Em outra crítica a respeito de Gritos
e Sussurros, Rubens Ewald Filho faz esta afirmação: “Se por acaso uma
catástrofe destruísse a civilização, bastaria que fosse preservada uma cópia
deste filme para que os arqueólogos do futuro pudessem ter uma idéia precisa da
natureza humana”. (EWALD FILHO, 2001, pg. 81).
Claro que à primeira vista a afirmação parece muito exagerada, até
porque é peremptória, mas ela faz sentido.
Bergman alcançou nesse filme uma eficiência raramente encontrada no
cinema, ao tratar de um tema tão fundamental, tão básico e tão complexo que diz
respeito a toda a humanidade. Além disso,
se não fosse esse o filme a revelar a essência do humano diante da morte, qual
seria? Não vejo concorrente à
altura. Evidentemente, um único filme
nunca será capaz de sintetizar a natureza humana, mas as pistas deixadas por
Bergman seriam de grande valia.
Rubens Ewald Filho também chama a atenção para a luz empregada, a do
entardecer, já que não existiria nada mais aterrador do que a luz forte do sol
para Bergman. O uso dessa luminosidade
do entardecer, me parece, favorece muito a possibilidade da reflexão por parte
do espectador. E a reflexão é buscada
continuamente ao longo de toda a película.
Eu diria que a principal função desse filme é produzir uma reflexão
profunda sobre a vida. O ambiente é todo
preparado para isso, inclusive a luz.
Tanto Ewald quanto Beylie abordam, ainda, a questão das muitas
interpretações possíveis a muitas cenas do filme e a ele, como um todo. Nisso,
aliás, reside um dos pontos fortes da obra.

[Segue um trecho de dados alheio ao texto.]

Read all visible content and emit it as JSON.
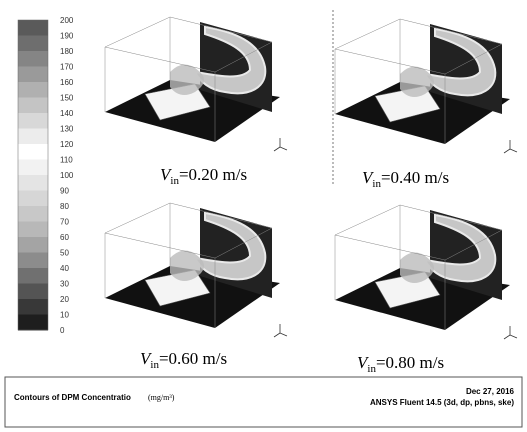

Pode-se adotar um ponto de vista filosófico existencial, por exemplo,
aplicar a psicanálise e até a crítica social sem jamais esgotar Gritos e Sussurros. As múltiplas possibilidades de interpretação
continuarão lá, como que a nos mostrar que muitas verdades são possíveis, ou
que a verdade, enquanto tal, não existe.
BIBLIOGRAFIA
BERGMAN, Ingmar
– Lanterna Mágica. Rio de Janeiro: Editora Guanabara, 1988.
BERGMAN, Ingmar
– Imagens. São Paulo: Martins Fontes, 2001.
BEYLIE, Claude –
As obras-primas do cinema. São Paulo: Martins Fontes, 1991 (p. 257)
EWALD FILHO,
Rubens – Os 100 melhores filmes do século
20. São Paulo: Vimarc Editora, 2001
(p. 86 a 88)
-------------------------------
– Dicionário de Cineastas. São Paulo: Companhia Editora Nacional, 2002
(verbete Ingmar Bergman, p. 68 e 69).
TULARD, Jean. Dicionário
de Cinema – Os Diretores. Porto
Alegre: L&PM, 1996 (verbete Ingmar Berman, p. 65 e 66).